Herbalife is the latest of US based network marketing companies selling nutritional products that has been hurt by China’s official ‘100-day review’ of the sector, which took place earlier this year. Although the review process is now complete, the questions it has raised among consumers continue to reverberate and have hurt confidence in the sector.
Problems in the provinces
And it has raised questions in the minds of provincial officials, too, who hold a significant amount of power over what kind of companies can do business within their jurisdictions. Fellow nutritional products MLM Usana noted in its recent earnings report that some provinces were still preventing sales meetings from taking place.
Herbalife, in an earnings call with analysts on Friday, noted that it has had difficulty resuming full operations, too.
“It's obviously taking time as a number of the approved meetings and attendees continue to expand. But we are still below the level seen prior to the 100-day review. These meetings are critical in the short term to rebuild new cohorts of members to offset the impact of the 100-day review,” said John DeSimone, Herbalife co-president and chief strategic officer.
Herbalife tracks its performance both through net sales figures as well as an internal measure it calls volume points. Reporting both is meant to help the company get a handle on how much of the products sold are getting to end users and how much is being held in inventory by independent distributors.

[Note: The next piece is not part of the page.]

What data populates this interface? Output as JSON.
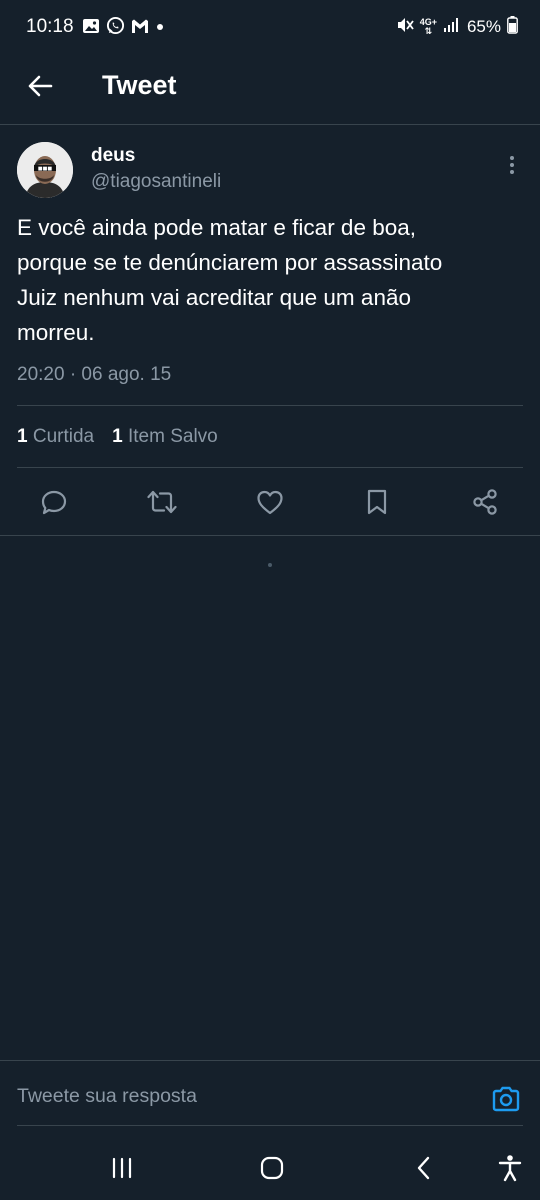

Being more open about those sorts of measures, as well as how it categorizes active distributors verses people on the company’s books who just signed up to get product discounts, is part of Herbalife’s agreement with the US Federal Trade Commission. In 2016 Herbalife agreed to pay a $200 million fine and make a number of business practices changes to settle allegations that the company was operating an illegal pyramid scheme.

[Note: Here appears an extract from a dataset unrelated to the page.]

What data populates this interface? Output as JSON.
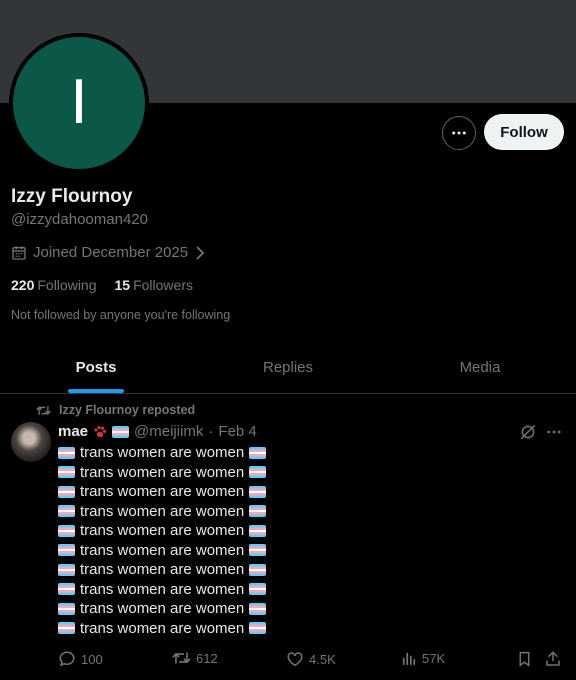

Volume in China declines 37%
In any case, the company reported a 37% volume point decline in China since the announcement of the 100-day review. Herbalife changed its full year performance guidance to a range of a 1.7% decline to as much as a 2.8% increase.
As a way to try to rebound more quickly, the company announced changes to allow Chinese consumers to more easily order its supplements and meal replacement shakes directly online. MLMs always walk a fine line in the digital sales universe; if it’s too easy for consumers to order directly, it would tend to undercut the efforts of its independent distributors to sell the products face to face and to build captive sales organizations of others to do so as well.
CEO and chairman Michael Johnson said the company believes there is still underlying consumer demand for its products, which was not destroyed by the 100-day review, only temporarily diminished. And he noted that the kind of products Herbalife sells fit well into the country’s official Health China 2030 initiative which among other things is trying to fight the rising rate of obesity.
“I don't know if meetings will ever get that to where it was. We can assume it will and we believe it will, but there's no guarantee it will. Right now we're about two-thirds in level. There are certain big cities right now where they're still not approving meetings,” he told analysts. The call was posted in transcript form on the site seekingalpha.com.
Herbalife’s share price dropped more than 7% on Friday after the earnings announcement. The company’s shares are trading at about $38 today, off from a 52-week (and all-time) high of almost $59 a share in January. (Herbalife’s shares split two-for-one several years ago.)